Volume and quality of training data are the largest barriers to applying machine learning
IDC predicts worldwide spending on artificial intelligence (AI) systems will reach $35.8 billion in 2019, and 84% of enterprises believe investing in AI will lead to greater competitive advantages (Statista). However, nearly eight out of 10 enterprise organizations currently engaged in AI and machine learning (ML) report that projects have stalled, and 96% of these companies have run into problems with data quality, data labeling required to train AI, and building model confidence, according to Alegion.
Data issues are causing enterprises to quickly burn through AI project budgets and face project hurdles. The new report, “Artificial Intelligence and Machine Learning Projects Obstructed by Data Issues” was conducted by Dimensional Research. The findings include feedback from 227 participants including data scientists and business stakeholders involved in active enterprise AI and ML projects, addressing the maturity of ML in the enterprise, today’s ML project challenges, and the tools and resources used in these projects.
“The single largest obstacle to implementing machine learning models into production is the volume and quality of the training data,” said Nathaniel Gates, CEO and co-founder of Alegion, a training data platform for AI and ML initiatives. “This research reinforces our own experience, that data science teams new to building ROI-driven systems try to tackle training data preparation in house, and get overwhelmed.”
Large businesses with more than 100,000 employees are most likely to have an AI strategy – but only 50% of them currently have one, according to MIT Sloan Management Review. Alegion’s survey reinforces this finding that AI is still nascent in the enterprise:
- 70% report that their first AI/ML investment was within the last 24 months
- Over half of enterprises report they have undertaken fewer than four AI and ML projects
- Only half of enterprises have released AI/ML projects into production.
To get AI systems off the ground, training data must be voluminous and accurately labeled and annotated. With AI becoming a growing enterprise priority, data science teams are under tremendous pressure to deliver projects but frequently are challenged to produce training data at the required scale and quality.

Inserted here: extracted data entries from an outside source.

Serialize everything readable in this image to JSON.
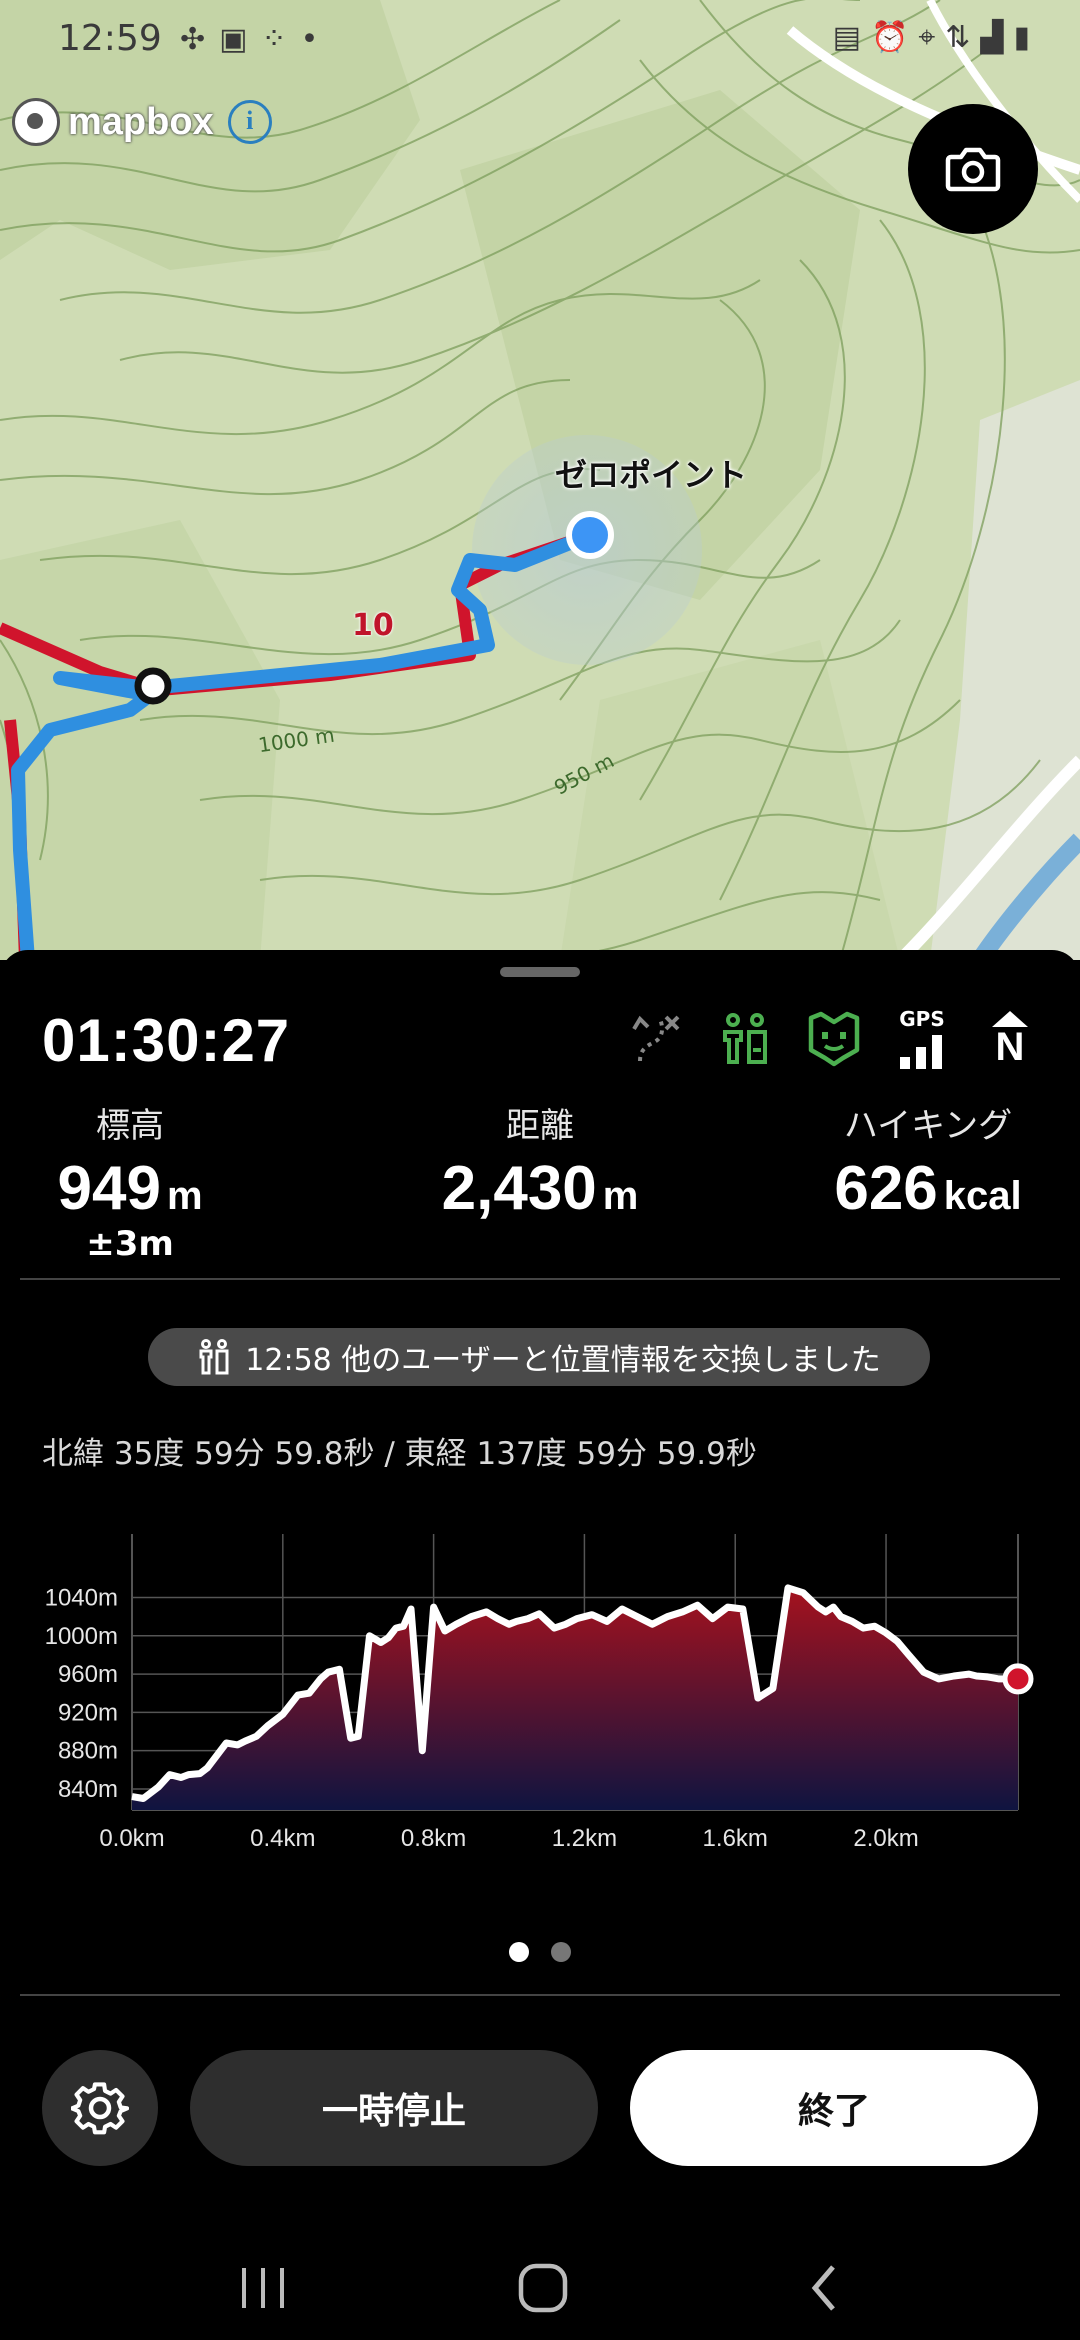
{
  "status_bar": {
    "time": "12:59",
    "left_icons": [
      "fan-icon",
      "image-icon",
      "grid-icon",
      "dot-icon"
    ],
    "right_icons": [
      "nfc-icon",
      "alarm-icon",
      "location-icon",
      "4g-icon",
      "signal-icon",
      "battery-icon"
    ]
  },
  "map": {
    "attribution": "mapbox",
    "info_glyph": "i",
    "point_label": "ゼロポイント",
    "route_number": "10",
    "contour_labels": [
      "1000 m",
      "950 m"
    ],
    "colors": {
      "terrain": "#cfdcb4",
      "route_blue": "#2f8fe0",
      "route_red": "#d0142c",
      "location": "#3d95f5"
    }
  },
  "panel": {
    "timer": "01:30:27",
    "status_icons": [
      "route-off-icon",
      "other-users-icon",
      "companion-icon",
      "gps-signal-icon",
      "north-up-icon"
    ],
    "gps_label": "GPS",
    "north_label": "N",
    "stats": {
      "altitude": {
        "label": "標高",
        "value": "949",
        "unit": "m",
        "accuracy": "±3m"
      },
      "distance": {
        "label": "距離",
        "value": "2,430",
        "unit": "m"
      },
      "calories": {
        "label": "ハイキング",
        "value": "626",
        "unit": "kcal"
      }
    },
    "toast": "12:58 他のユーザーと位置情報を交換しました",
    "coordinates": "北緯 35度 59分 59.8秒 / 東経 137度 59分 59.9秒",
    "page_dots": 2,
    "active_dot": 0,
    "buttons": {
      "pause": "一時停止",
      "end": "終了"
    }
  },
  "chart_data": {
    "type": "area",
    "title": "",
    "xlabel": "",
    "ylabel": "",
    "x_ticks": [
      "0.0km",
      "0.4km",
      "0.8km",
      "1.2km",
      "1.6km",
      "2.0km"
    ],
    "y_ticks": [
      "840m",
      "880m",
      "920m",
      "960m",
      "1000m",
      "1040m"
    ],
    "xlim": [
      0,
      2.35
    ],
    "ylim": [
      818,
      1075
    ],
    "grid": true,
    "series": [
      {
        "x": [
          0,
          0.03,
          0.07,
          0.1,
          0.13,
          0.15,
          0.18,
          0.2,
          0.25,
          0.28,
          0.3,
          0.33,
          0.36,
          0.4,
          0.44,
          0.47,
          0.5,
          0.52,
          0.55,
          0.58,
          0.6,
          0.63,
          0.66,
          0.68,
          0.7,
          0.72,
          0.74,
          0.77,
          0.8,
          0.83,
          0.86,
          0.9,
          0.94,
          0.97,
          1.0,
          1.02,
          1.05,
          1.08,
          1.12,
          1.15,
          1.18,
          1.22,
          1.26,
          1.3,
          1.34,
          1.38,
          1.42,
          1.46,
          1.5,
          1.54,
          1.58,
          1.62,
          1.66,
          1.7,
          1.74,
          1.78,
          1.82,
          1.84,
          1.86,
          1.88,
          1.91,
          1.94,
          1.97,
          2.0,
          2.03,
          2.06,
          2.1,
          2.14,
          2.18,
          2.22,
          2.24,
          2.27,
          2.3,
          2.35
        ],
        "y": [
          832,
          830,
          842,
          855,
          852,
          855,
          856,
          862,
          888,
          886,
          890,
          895,
          906,
          918,
          938,
          940,
          955,
          962,
          965,
          893,
          895,
          1000,
          993,
          998,
          1008,
          1010,
          1028,
          880,
          1030,
          1005,
          1012,
          1020,
          1025,
          1018,
          1012,
          1015,
          1018,
          1023,
          1008,
          1012,
          1018,
          1022,
          1015,
          1028,
          1020,
          1012,
          1020,
          1025,
          1032,
          1018,
          1030,
          1028,
          935,
          945,
          1050,
          1045,
          1030,
          1025,
          1030,
          1020,
          1015,
          1008,
          1010,
          1003,
          994,
          980,
          962,
          955,
          958,
          960,
          958,
          957,
          955,
          955
        ]
      }
    ],
    "end_point": {
      "x": 2.35,
      "y": 955
    },
    "colors": {
      "line": "#ffffff",
      "fill_top": "#a5121e",
      "fill_bottom": "#0f1440",
      "end_marker": "#d0142c",
      "grid": "#555555"
    }
  }
}
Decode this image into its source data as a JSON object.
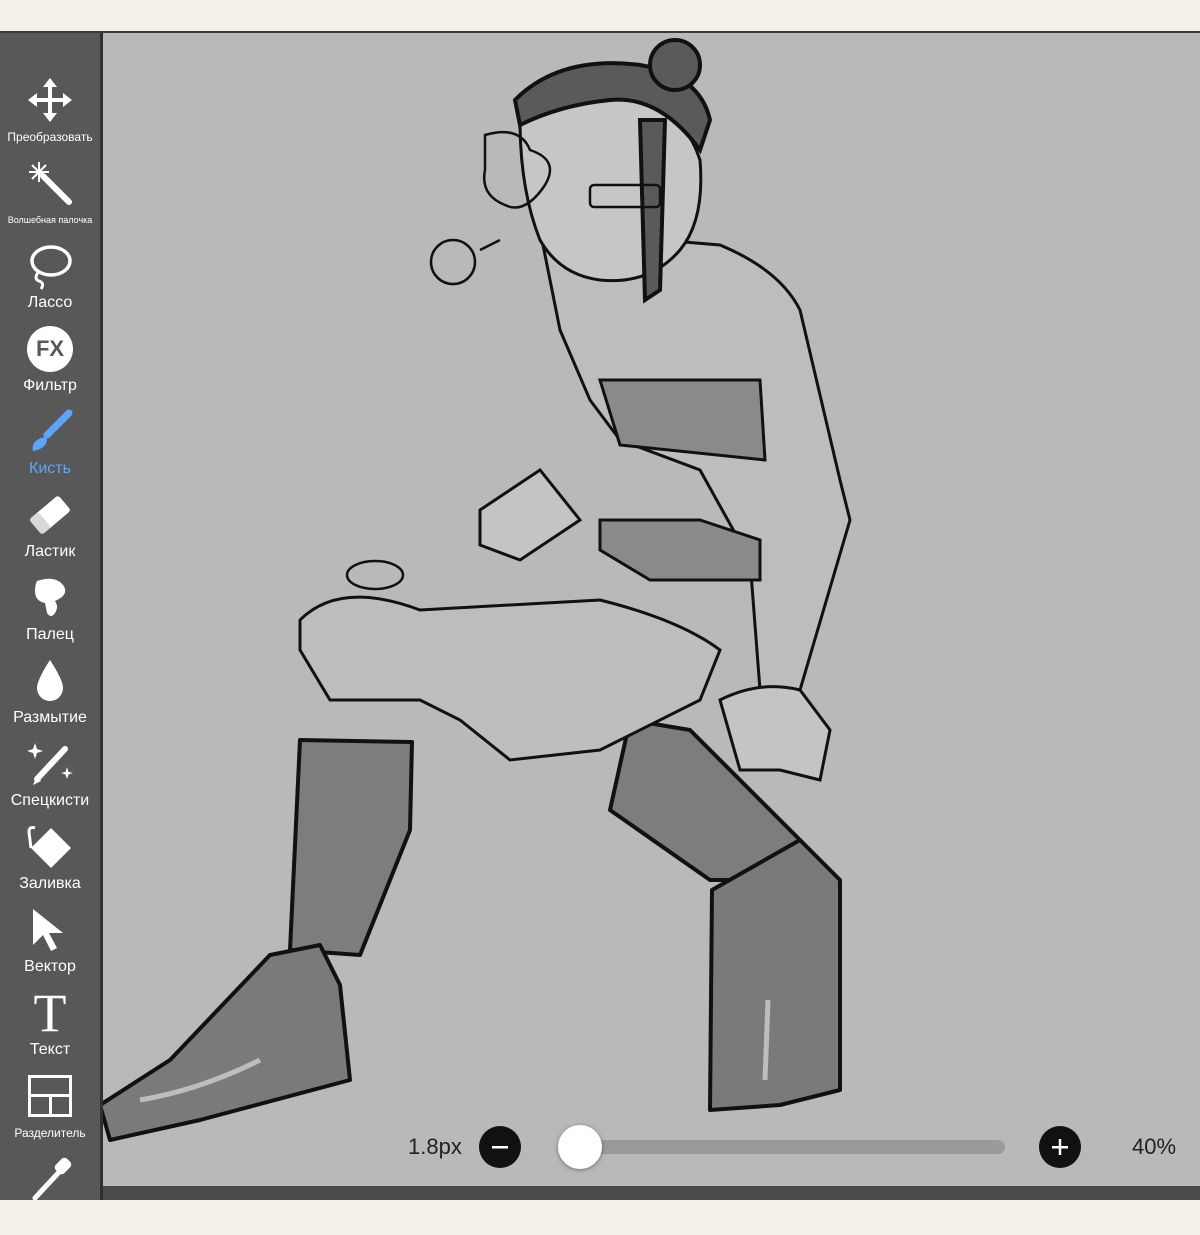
{
  "sidebar": {
    "tools": [
      {
        "label": "Преобразовать",
        "icon": "move-icon"
      },
      {
        "label": "Волшебная палочка",
        "icon": "magic-wand-icon"
      },
      {
        "label": "Лассо",
        "icon": "lasso-icon"
      },
      {
        "label": "Фильтр",
        "icon": "fx-filter-icon"
      },
      {
        "label": "Кисть",
        "icon": "brush-icon",
        "active": true
      },
      {
        "label": "Ластик",
        "icon": "eraser-icon"
      },
      {
        "label": "Палец",
        "icon": "smudge-finger-icon"
      },
      {
        "label": "Размытие",
        "icon": "blur-drop-icon"
      },
      {
        "label": "Спецкисти",
        "icon": "special-brush-icon"
      },
      {
        "label": "Заливка",
        "icon": "fill-bucket-icon"
      },
      {
        "label": "Вектор",
        "icon": "vector-cursor-icon"
      },
      {
        "label": "Текст",
        "icon": "text-icon"
      },
      {
        "label": "Разделитель",
        "icon": "frame-divider-icon"
      },
      {
        "label": "",
        "icon": "eyedropper-icon"
      }
    ],
    "fx_glyph": "FX",
    "text_glyph": "T"
  },
  "bottom_bar": {
    "brush_size": "1.8px",
    "opacity": "40%",
    "slider_value": 0.05
  },
  "colors": {
    "sidebar_bg": "#585858",
    "canvas_bg": "#b9b9b9",
    "active_tool": "#5aa6ff",
    "slider_fill": "#3557a8"
  }
}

Survey respondents echoed these observations:
- 78% of their AI/ML projects stall at some stage before deployment
- 81% admit the process of training AI with data is more difficult than they expected
- 76% combat this challenge by attempting to label and annotate training data on their own
- 63% go so far as to try to build their own labeling and annotation automation technology
- 71% of teams report that they ultimately outsource training data and other ML project activities.